Assessment of sources of PCE contamination in groundwater using a Monte Carlo method in the Functional Urban Area of Milano

Luca Alberti (a), Loris Colombo (a), Giovanni Formentin (b) & Gabriele Oberto (a)
(a) Dipartimento di Ingegneria Civile e Ambientale, Politecnico di Milano, Piazza Leonardo da Vinci, 32, 20133, Milan, Italy. Corresponding author e-mail: loris.colombo@polimi.it. (b) Tethys srl, Viale Lombardia 11, Milano, Italy E-mail: giovanni.formentin@tethys.srl.

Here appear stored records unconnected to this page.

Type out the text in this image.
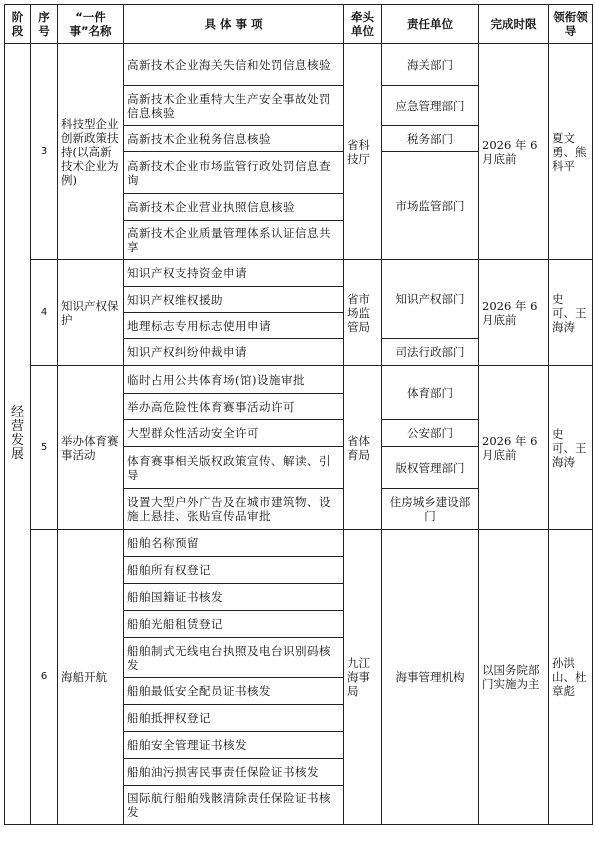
阶段	序号	“一件事”名称	具 体 事 项	牵头单位	责任单位	完成时限	领衔领导
经营发展	3	科技型企业创新政策扶持(以高新技术企业为例)	高新技术企业海关失信和处罚信息核验	省科技厅	海关部门	2026 年 6 月底前	夏文勇、熊科平
			高新技术企业重特大生产安全事故处罚信息核验		应急管理部门		
			高新技术企业税务信息核验		税务部门		
			高新技术企业市场监管行政处罚信息查询		市场监管部门		
			高新技术企业营业执照信息核验				
			高新技术企业质量管理体系认证信息共享				
	4	知识产权保护	知识产权支持资金申请	省市场监管局	知识产权部门	2026 年 6 月底前	史 可、王海涛
			知识产权维权援助				
			地理标志专用标志使用申请				
			知识产权纠纷仲裁申请		司法行政部门		
	5	举办体育赛事活动	临时占用公共体育场(馆)设施审批	省体育局	体育部门	2026 年 6 月底前	史 可、王海涛
			举办高危险性体育赛事活动许可				
			大型群众性活动安全许可		公安部门		
			体育赛事相关版权政策宣传、解读、引导		版权管理部门		
			设置大型户外广告及在城市建筑物、设施上悬挂、张贴宣传品审批		住房城乡建设部门		
	6	海船开航	船舶名称预留	九江海事局	海事管理机构	以国务院部门实施为主	孙洪山、杜章彪
			船舶所有权登记				
			船舶国籍证书核发				
			船舶光船租赁登记				
			船舶制式无线电台执照及电台识别码核发				
			船舶最低安全配员证书核发				
			船舶抵押权登记				
			船舶安全管理证书核发				
			船舶油污损害民事责任保险证书核发				
			国际航行船舶残骸清除责任保险证书核发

Water Framework Directive and Groundwater Directive (2006/118/CE) represent the main European regulations on water resources quality, requiring the identification and management of contamination sources threatening the achievement of acceptable groundwater quality status. The sources of groundwater contamination can be classified into two different categories: 1) point sources (PS), which are identified areas releasing plumes of high/very high concentrations (i.e. hot-spots) and 2) multiple-point sources (MPS) constituted by a series of unidentifiable small sources clustered in a large area, generating a diffuse contamination. The latter category predominates in European Functional Urban Areas and cannot be managed with the usual remediation techniques such as those conceived for large/medium contaminated sites, mainly because of the difficulty to identify the many different source areas releasing small contaminant mass. Consequently, the usual remediation procedures are not economically sustainable and often fail to provide results in an acceptable time frame. A powerful tool in this context is transport modeling, as it can be used in combination with statistical methods to assess MPS groundwater contamination even in a highly undetermined setting. Due to the uncertainty related to the exact position and intensity of MPS, a numerical model (MODFLOW/MT3DMS) was implemented in a pilot area in the North-Eastern sector of the Milano FUA. Using the inverse calibration code PEST, a model was calibrated representing the diffuse PCE source field (Italian Law limit is within 1.1 mg/l). This was then used as input to a statistical process based on the Null-Space Monte Carlo (NSMC) method, which allows to generate unlimited sets of sources, all respecting the measured concentrations. 99 different realisations were thus obtained, each attributing a contaminant inflow (with varying concentrations) to every cell of the model top layer. The model minimizing the objective function (composed by the diffuse concentration targets in monitoring wells), gives useful information to assess the overall contaminant sources distribution and to identify the probability of each domain sector to contribute to the contaminant mass inflow.

diffuse contamination, transport modeling, inverse modeling, uncertainty prediction.